Катя с презрением возразила:
— Я вовсе не от допроса вашего волнуюсь.
Бритый предложил рассказать, как было дело. Допрашивал мягко и не враждебно. Катя все рассказала и прибавила, что в «хамском царстве» вовсе не раскаивается, что этот Зайдберг, правда, держался, как хам.
— И я думаю, вы на моем месте, если бы испытали все эти издевательства, тоже сказали бы так.
Бритый улыбнулся тонкими своими губами.
— Ну, я бы выразился осторожнее: назвал бы хамом его, если бы стоил, а не говорил бы вообще о хамском царстве… Можно увести, — обратился он к страже.
Катя еще больше заволновалась.
— Я имею сделать заявление.
— Пожалуйста.
— Вот какое заявление…
И вдруг она перестала дрожать, в душе стало радостно и твердо.
— Я сидела в царских тюрьмах, меня допрашивали царские жандармы. И никогда я не видела такого зверского отношения к заключенным, такого топтания человеческой личности, как у вас… Я сижу в камере подследственных, дела их еще не рассмотрены, может быть они еще даже с вашей точки зрения окажутся невинными. А находятся они в условиях, в которых при царском режиме не жили и каторжники. У тех хоть нары были, им хоть солому давали, им хоть позволяли дышать иногда чистым воздухом. А вы бросаете ваших пленников в темные подвалы, люди лежат на холодном каменном полу, вы их морите голодом. Тюремщики обращаются с ними, как с рабами, кричат на них, говорят им «ты». Неужели же вас ни разу не поинтересовало зайти и посмотреть, как вот здесь, под полом, под вами, живут люди, которых вы лишили свободы?.. И потом. Вы вот выявляете мою вину, — а почему вы не стараетесь выяснить, что ее вызвало? Почему не арестовываете людей вроде этого Зайдберга или вашего Искандера? Они своими действиями гораздо больше подрывают авторитет вашей власти, чем всякие контрреволюционные пропаганды.

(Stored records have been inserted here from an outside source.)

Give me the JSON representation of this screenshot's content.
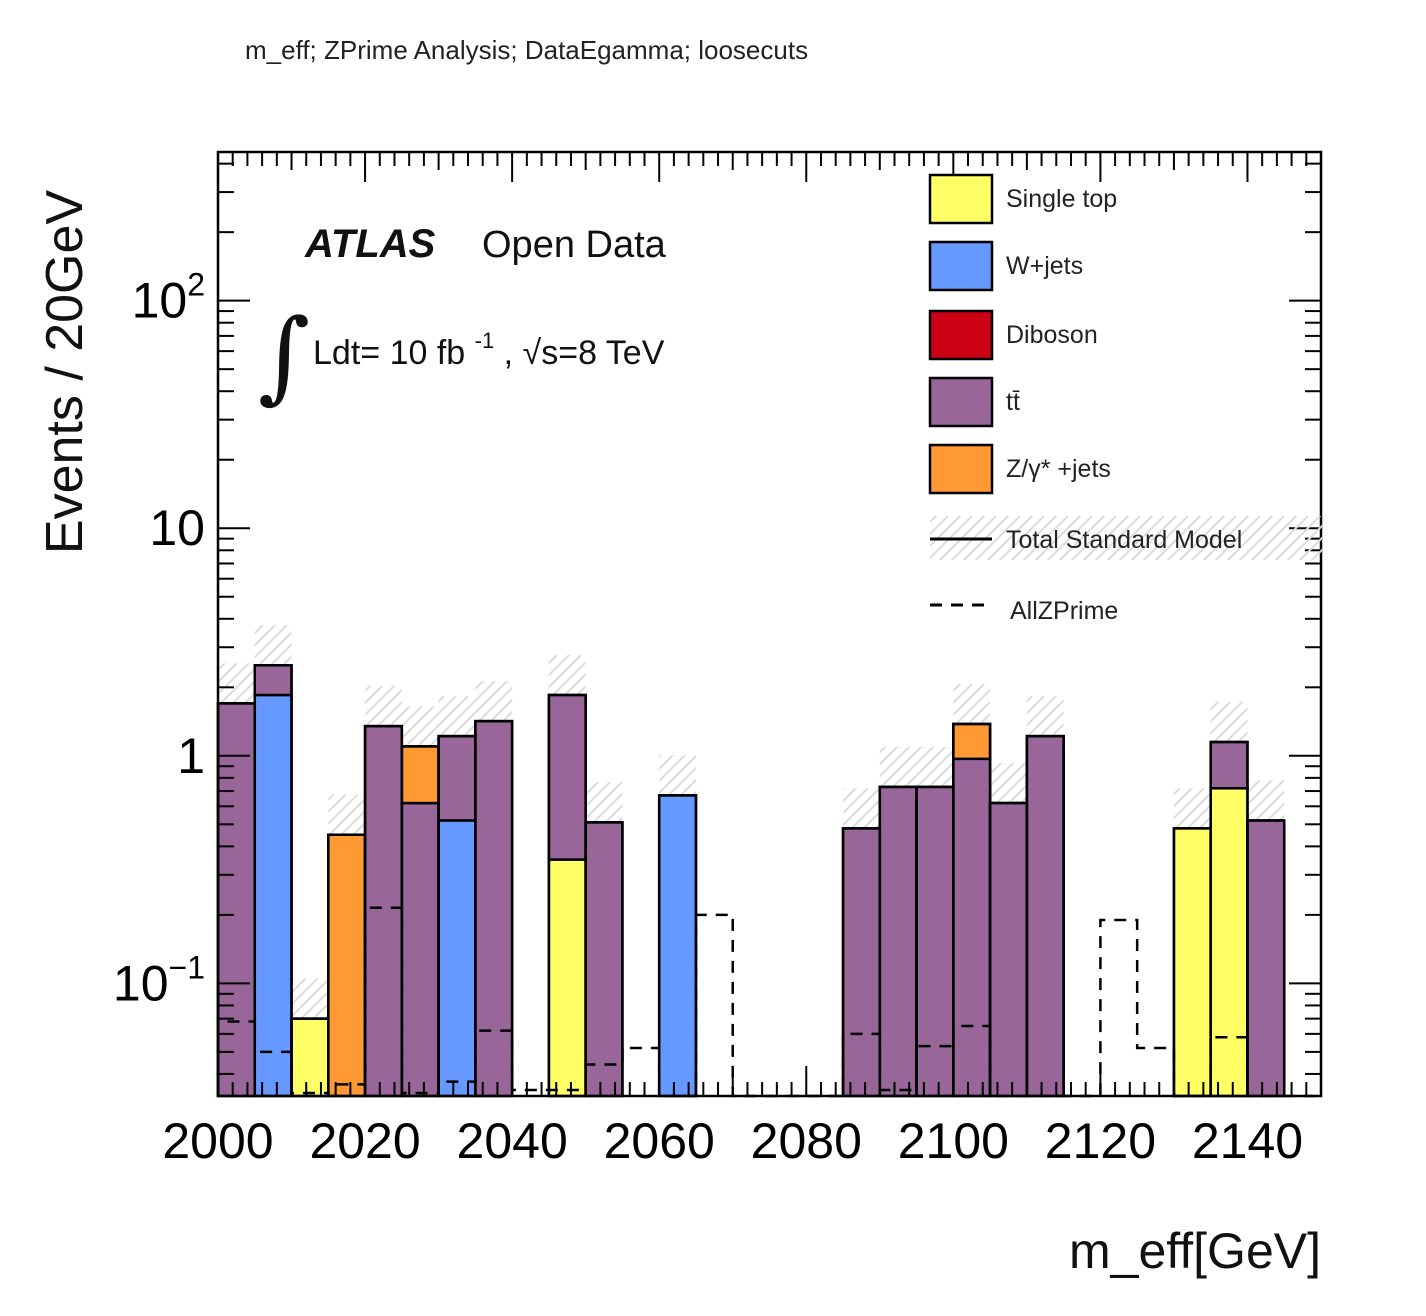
{
  "header": {
    "title": "m_eff; ZPrime Analysis; DataEgamma; loosecuts"
  },
  "annotations": {
    "atlas": "ATLAS",
    "open_data": "Open Data",
    "lumi_prefix": "Ldt= 10 fb",
    "lumi_exp": "-1",
    "energy": ", √s=8 TeV"
  },
  "chart_data": {
    "type": "bar",
    "stacked": true,
    "histogram": true,
    "xlabel": "m_eff[GeV]",
    "ylabel": "Events / 20GeV",
    "xlim": [
      2000,
      2150
    ],
    "ylim": [
      0.032,
      450
    ],
    "yscale": "log",
    "bin_width": 5,
    "bin_edges": [
      2000,
      2005,
      2010,
      2015,
      2020,
      2025,
      2030,
      2035,
      2040,
      2045,
      2050,
      2055,
      2060,
      2065,
      2070,
      2075,
      2080,
      2085,
      2090,
      2095,
      2100,
      2105,
      2110,
      2115,
      2120,
      2125,
      2130,
      2135,
      2140,
      2145,
      2150
    ],
    "x_tick_labels": [
      "2000",
      "2020",
      "2040",
      "2060",
      "2080",
      "2100",
      "2120",
      "2140"
    ],
    "y_tick_labels": [
      {
        "base": "10",
        "exp": "−1",
        "value": 0.1
      },
      {
        "base": "1",
        "exp": "",
        "value": 1
      },
      {
        "base": "10",
        "exp": "",
        "value": 10
      },
      {
        "base": "10",
        "exp": "2",
        "value": 100
      }
    ],
    "legend_position": "top-right",
    "series": [
      {
        "name": "Single top",
        "color": "#ffff66",
        "values": [
          0,
          0,
          0.07,
          0,
          0,
          0,
          0,
          0,
          0,
          0.35,
          0,
          0,
          0,
          0,
          0,
          0,
          0,
          0,
          0,
          0,
          0,
          0,
          0,
          0,
          0,
          0,
          0.48,
          0.72,
          0,
          0
        ]
      },
      {
        "name": "W+jets",
        "color": "#6699ff",
        "values": [
          0,
          1.85,
          0,
          0,
          0,
          0,
          0.52,
          0,
          0,
          0,
          0,
          0,
          0.67,
          0,
          0,
          0,
          0,
          0,
          0,
          0,
          0,
          0,
          0,
          0,
          0,
          0,
          0,
          0,
          0,
          0
        ]
      },
      {
        "name": "Diboson",
        "color": "#cc0015",
        "values": [
          0,
          0,
          0,
          0,
          0,
          0,
          0,
          0,
          0,
          0,
          0,
          0,
          0,
          0,
          0,
          0,
          0,
          0,
          0,
          0,
          0,
          0,
          0,
          0,
          0,
          0,
          0,
          0,
          0,
          0
        ]
      },
      {
        "name": "tt̄",
        "color": "#996699",
        "values": [
          1.7,
          0.65,
          0,
          0,
          1.35,
          0.62,
          0.7,
          1.42,
          0,
          1.5,
          0.51,
          0,
          0,
          0,
          0,
          0,
          0,
          0.48,
          0.73,
          0.73,
          0.97,
          0.62,
          1.22,
          0,
          0,
          0,
          0,
          0.43,
          0.52,
          0
        ]
      },
      {
        "name": "Z/γ* +jets",
        "color": "#ff9933",
        "values": [
          0,
          0,
          0,
          0.45,
          0,
          0.48,
          0,
          0,
          0,
          0,
          0,
          0,
          0,
          0,
          0,
          0,
          0,
          0,
          0,
          0,
          0.41,
          0,
          0,
          0,
          0,
          0,
          0,
          0,
          0,
          0
        ]
      }
    ],
    "total_label": "Total Standard Model",
    "signal": {
      "name": "AllZPrime",
      "style": "dashed",
      "values": [
        0.068,
        0.05,
        0.033,
        0.036,
        0.215,
        0.033,
        0.037,
        0.062,
        0.034,
        0.034,
        0.044,
        0.052,
        0,
        0.2,
        0,
        0,
        0,
        0.06,
        0.034,
        0.053,
        0.065,
        0,
        0,
        0,
        0.19,
        0.052,
        0,
        0.058,
        0,
        0
      ]
    }
  }
}
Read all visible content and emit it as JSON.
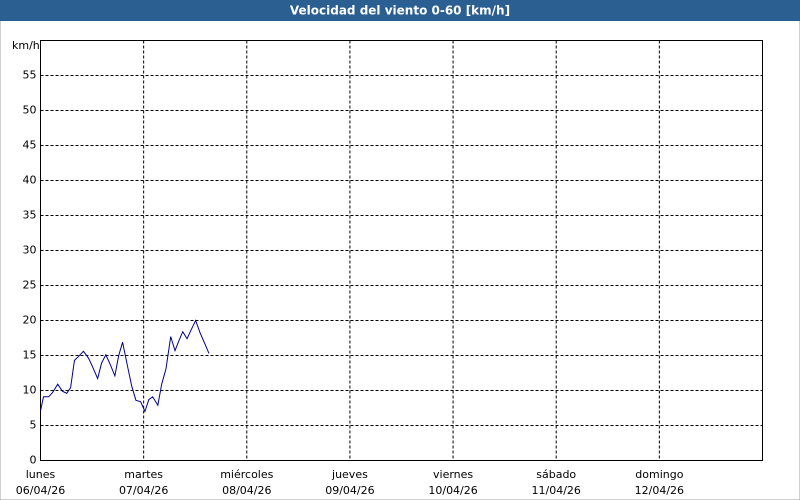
{
  "chart_data": {
    "type": "line",
    "title": "Velocidad del viento 0-60 [km/h]",
    "y_label": "km/h",
    "x": [
      0,
      0.7,
      1.9,
      2.8,
      4.0,
      5.1,
      6.1,
      7.0,
      7.9,
      8.9,
      10.0,
      11.2,
      12.1,
      13.3,
      14.2,
      15.2,
      16.1,
      17.3,
      18.2,
      19.1,
      20.1,
      21.2,
      22.2,
      23.3,
      24.3,
      25.2,
      26.1,
      27.3,
      28.2,
      29.2,
      30.3,
      31.3,
      32.2,
      33.1,
      34.1,
      35.0,
      36.1,
      37.1,
      38.3,
      39.2
    ],
    "series": [
      {
        "color": "#00008b",
        "values": [
          7.1,
          9.1,
          9.1,
          9.7,
          10.9,
          9.9,
          9.6,
          10.4,
          14.3,
          14.9,
          15.6,
          14.6,
          13.4,
          11.7,
          13.9,
          15.1,
          13.9,
          12.1,
          15.0,
          16.9,
          13.9,
          10.7,
          8.6,
          8.4,
          7.0,
          8.7,
          9.1,
          7.9,
          10.9,
          13.1,
          17.7,
          15.7,
          17.1,
          18.4,
          17.4,
          18.6,
          20.0,
          18.3,
          16.6,
          15.3
        ]
      }
    ],
    "xlim": [
      0,
      168
    ],
    "xticks": [
      {
        "value": 0,
        "label": "lunes"
      },
      {
        "value": 24,
        "label": "martes"
      },
      {
        "value": 48,
        "label": "miércoles"
      },
      {
        "value": 72,
        "label": "jueves"
      },
      {
        "value": 96,
        "label": "viernes"
      },
      {
        "value": 120,
        "label": "sábado"
      },
      {
        "value": 144,
        "label": "domingo"
      }
    ],
    "xtick_dates": [
      "06/04/26",
      "07/04/26",
      "08/04/26",
      "09/04/26",
      "10/04/26",
      "11/04/26",
      "12/04/26"
    ],
    "ylim": [
      0,
      60
    ],
    "yticks": [
      0,
      5,
      10,
      15,
      20,
      25,
      30,
      35,
      40,
      45,
      50,
      55
    ],
    "grid": true
  }
}
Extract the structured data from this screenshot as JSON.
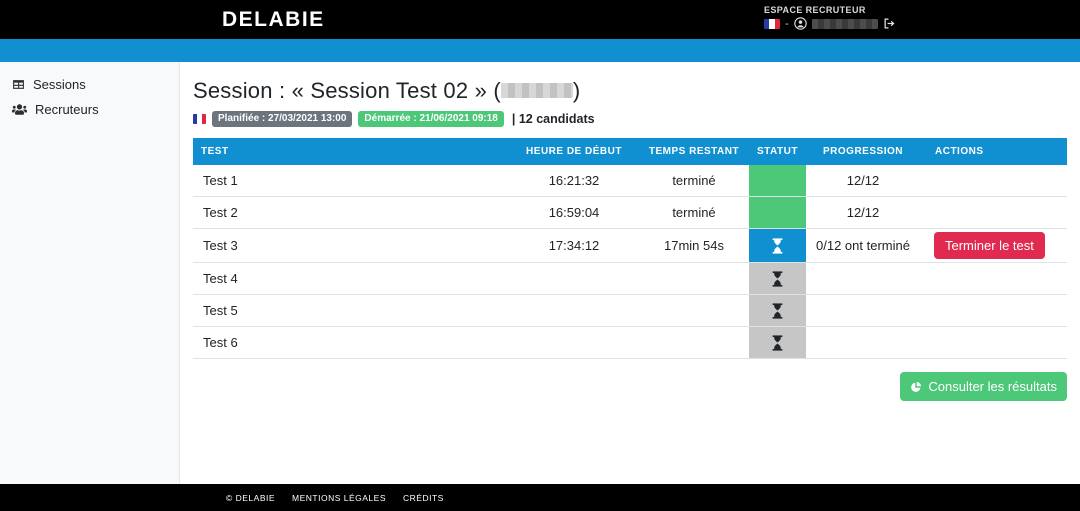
{
  "header": {
    "logo": "DELABIE",
    "espace_label": "ESPACE RECRUTEUR",
    "user_separator": "-"
  },
  "sidebar": {
    "items": [
      {
        "label": "Sessions",
        "icon": "table-grid-icon"
      },
      {
        "label": "Recruteurs",
        "icon": "users-icon"
      }
    ]
  },
  "main": {
    "title_prefix": "Session : « Session Test 02 » (",
    "title_suffix": ")",
    "badges": {
      "planned": "Planifiée : 27/03/2021 13:00",
      "started": "Démarrée : 21/06/2021 09:18",
      "candidates": "| 12 candidats"
    },
    "table": {
      "headers": [
        "Test",
        "Heure de début",
        "Temps restant",
        "Statut",
        "Progression",
        "Actions"
      ],
      "rows": [
        {
          "test": "Test 1",
          "start": "16:21:32",
          "remaining": "terminé",
          "status": "done",
          "progression": "12/12",
          "action": ""
        },
        {
          "test": "Test 2",
          "start": "16:59:04",
          "remaining": "terminé",
          "status": "done",
          "progression": "12/12",
          "action": ""
        },
        {
          "test": "Test 3",
          "start": "17:34:12",
          "remaining": "17min 54s",
          "status": "running",
          "progression": "0/12 ont terminé",
          "action": "Terminer le test"
        },
        {
          "test": "Test 4",
          "start": "",
          "remaining": "",
          "status": "pending",
          "progression": "",
          "action": ""
        },
        {
          "test": "Test 5",
          "start": "",
          "remaining": "",
          "status": "pending",
          "progression": "",
          "action": ""
        },
        {
          "test": "Test 6",
          "start": "",
          "remaining": "",
          "status": "pending",
          "progression": "",
          "action": ""
        }
      ]
    },
    "results_button": "Consulter les résultats"
  },
  "footer": {
    "items": [
      "© DELABIE",
      "MENTIONS LÉGALES",
      "CRÉDITS"
    ]
  },
  "colors": {
    "accent_blue": "#1090d0",
    "success_green": "#4dc778",
    "danger_red": "#e12a4f",
    "badge_gray": "#6c757d",
    "pending_gray": "#c6c6c6"
  }
}
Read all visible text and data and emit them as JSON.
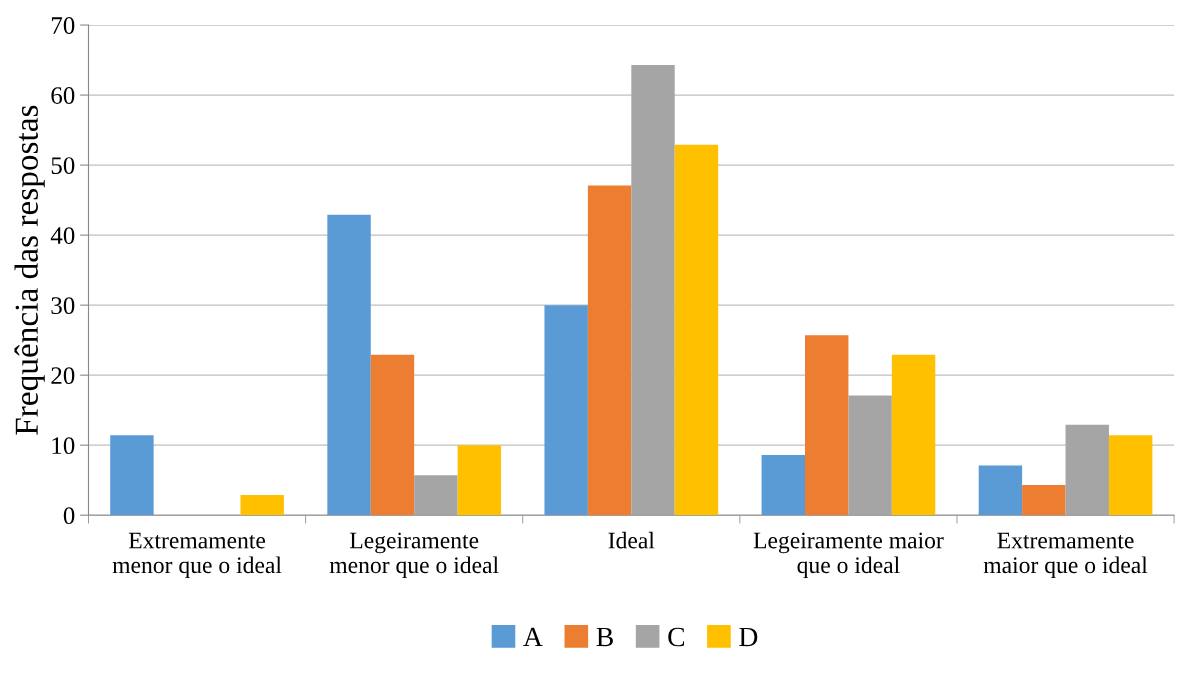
{
  "chart_data": {
    "type": "bar",
    "ylabel": "Frequência das respostas",
    "categories": [
      "Extremamente\nmenor que o ideal",
      "Legeiramente\nmenor que o ideal",
      "Ideal",
      "Legeiramente maior\nque o ideal",
      "Extremamente\nmaior que o ideal"
    ],
    "series": [
      {
        "name": "A",
        "color": "#5b9bd5",
        "values": [
          11.4,
          42.9,
          30.0,
          8.6,
          7.1
        ]
      },
      {
        "name": "B",
        "color": "#ed7d31",
        "values": [
          0,
          22.9,
          47.1,
          25.7,
          4.3
        ]
      },
      {
        "name": "C",
        "color": "#a5a5a5",
        "values": [
          0,
          5.7,
          64.3,
          17.1,
          12.9
        ]
      },
      {
        "name": "D",
        "color": "#ffc000",
        "values": [
          2.9,
          10.0,
          52.9,
          22.9,
          11.4
        ]
      }
    ],
    "ylim": [
      0,
      70
    ],
    "yticks": [
      0,
      10,
      20,
      30,
      40,
      50,
      60,
      70
    ],
    "grid": "y",
    "legend": "bottom"
  }
}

Катя все высказала, что у нее накопилось. И когда ее вели назад в тюрьму, в душе было удовлетворение и блаженная тишина.
Рассказала о допросе, и что она им сказала. И вдруг все кругом замерли в тяжелом молчании. Смотрели на нее и ничего не говорили. И в молчании этом Катя почувствовала холодное дыхание пришедшей за нею смерти. Но в душе все-таки было прежнее радостное успокоение и задорный вызов. Открылась дверь, солдат с револьвером крикнул:
— Сартанова! Собирай вещи. Через час к выпуску.
Так говорили, и когда на волю выпускали, и когда уводили на казнь. Вчера выпустили одну из дам, сидевших по доносу прислуги: все писали письма, чтобы передать с нею на волю. Теперь никто. И украдкою все с соболезнованием и ужасом поглядывали на Катю. Ясно было, — все они понимают, что ее переводят в страшную камеру В.